Step 7.3.7: Runner config templates

The two templates are rendered by Terraform’s templatefile function and file function respectively. The runner config tells the GitLab Runner which GitLab instance to connect to, which executor to use (Docker), and where to store the local cache. The Docker Compose file defines the container that runs the GitLab Runner process and mounts the Docker socket so the runner can spin up Docker-in-Docker job containers.
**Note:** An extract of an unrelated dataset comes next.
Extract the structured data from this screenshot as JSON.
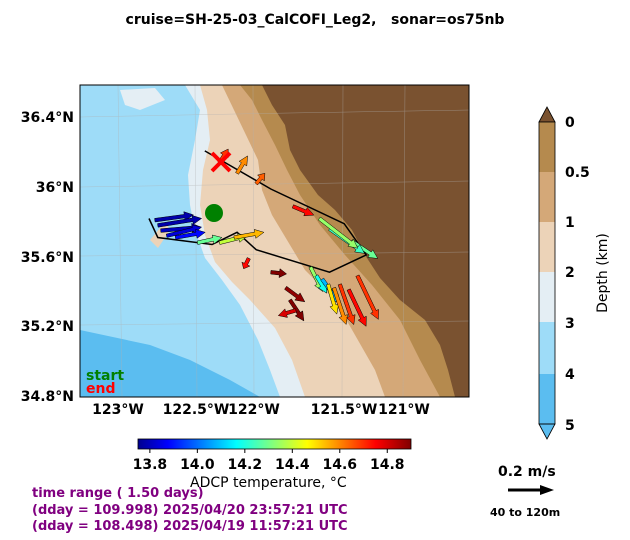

Create templates/config.tpl:

concurrent = 1
check_interval = 0

[[runners]]
  name = "terraform-runner"
  url = "https://gitlab.com/"
  token = "${gitlab_runner_token}"
  executor = "docker"
  [runners.docker]
    image = "alpine:latest"
    volumes = ["/cache:/cache", "/data/cache:/data/cache"]
  [runners.cache]
    Type = "local"
    Path = "/data/cache"

Create templates/docker-compose.tpl:

---
services:
  gitlab-runner:
    image: gitlab/gitlab-runner:latest
    restart: always
    volumes:
      - /data/gitlab:/etc/gitlab-runner
      - /var/run/docker.sock:/var/run/docker.sock

Now apply:

terraform apply -var-file=config/dev.tfvars

Verify the runner appears under Settings → CI/CD → Runners in your GitLab project.